Jill estaba satisfecha con su idea y siguió hablando de ella, consiguiendo que poco a poco los demás se interesaran.

—Puede que Jill tenga razón —dijo Andy con los ojos fijos en las azules aguas que tenía ante sí—. Cierto que es posible que entrase por el agujero de la catarata, una vez el agua menguara hasta convertirse apenas en un chorrito… como ocurrió cuando nos alejábamos de allí.

—¡Vayamos a averiguarlo cuando volvamos a por la cámara de Tom! —propuso Mary—. ¡Debemos hacerlo! No puedo soportar que quede un misterio sin resolver. No puedo quedarme sin saber a dónde fue el hombre que silbaba… y qué es lo que está haciendo ahí también.

—Qué piernas más horribles tenía —observó Jill—. Me gustaría descubrir su escondite y quién es… pero no quiero tener que ver con él nada en absoluto.
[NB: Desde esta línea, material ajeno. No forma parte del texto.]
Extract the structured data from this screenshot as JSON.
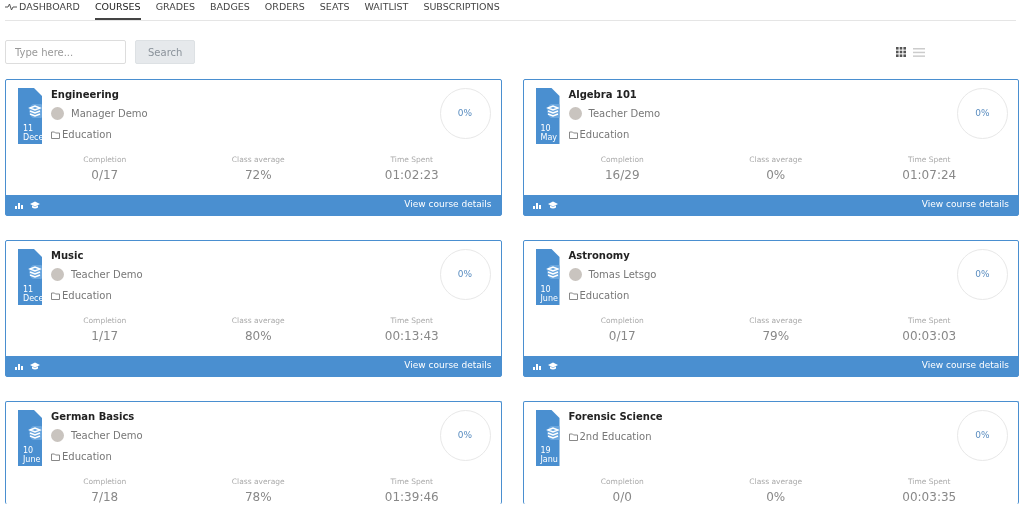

—Nos mantendremos apartados de su camino —repuso Andy—. Oye, Tom, ¿quieres coger el timón un rato? Ahora es sencillo.

Tom tomó el timón de buena gana. Las niñas sintieron sueño y se tumbaron sobre unas mantas en la cubierta. Era muy agradable sentir el calor del sol del mediodía. El bote avanzaba alegremente. Siempre parecía disfrutar del viaje.

—Es un bote feliz —murmuró Jill, somnolienta—. Le gusta llevarnos consigo. Éste es un día de fiesta para él. Cielos, cuánto sueño tengo. Despertadme a la hora de la merienda.

Merendaron a las cinco, cuando el sol declinaba por el cielo del oeste. El viento levantaba pequeñas olas en el mar y el Andy subía y bajaba alegremente. Los niños eran todos buenos marineros y ni siquiera se les ocurrió la idea de marearse. El sol se ocultó tras las nubes y el frío de la tarde se extendió sobre el mar. Todos se pusieron otra chaqueta y el impermeable. ¡Al fin y al cabo estaban sólo en abril!

—Llegaremos a cesa antes de anochecer —dijo Tom observando el sol poniente—. Hemos pasado un espléndido día en el mar. Además, fue divertido trepar por el acantilado y contemplar todos esos pájaros.

—Y será divertido volver para averiguar si existe realmente un escondite detrás de la cascada —comentó Jill—. Y me encantará ir al peñón del Contrabandista. ¿Cuándo podremos volver, Andy?

—Creo que el tiempo está cambiando un poco —observó Andy mirando el cielo—. Mañana habrá lluvia y borrasca y tal vez durante el resto de la semana. Debemos escoger un buen día para volver a salir. Sería un viaje muy incómodo con mal tiempo.

Llegaron antes de que se hiciese de noche y ya el cielo se había cubierto de grandes nubes y comenzaban a caer pesadas gotas de lluvia. Su madre se tranquilizó al verlos, disgustándose mucho al saber que Tom se había olvidado la cámara fotográfica.

—Tendrás que volver a buscarla —le dijo—. Es demasiado buena para dejarla por ahí. ¡Qué descuidado eres, Tom! De nada sirve regalarte cosas buenas.

—Lo siento muchísimo, mamá —apenóse Tom—. Te prometo que volveremos a buscarla el primer día que haga bueno. Andy dice que el tiempo cambiará durante unos días… pero en cuanto vuelva la bonanza iremos a buscar mi cámara.

—Y buscar ese escondite y ver el peñón del Contrabandista —dijo Jill por lo bajo—. Mary, ¿no crees que mamá nos dejará pasar la noche fuera? ¡Entonces sí que podríamos explorar bien el peñón del Contrabandista!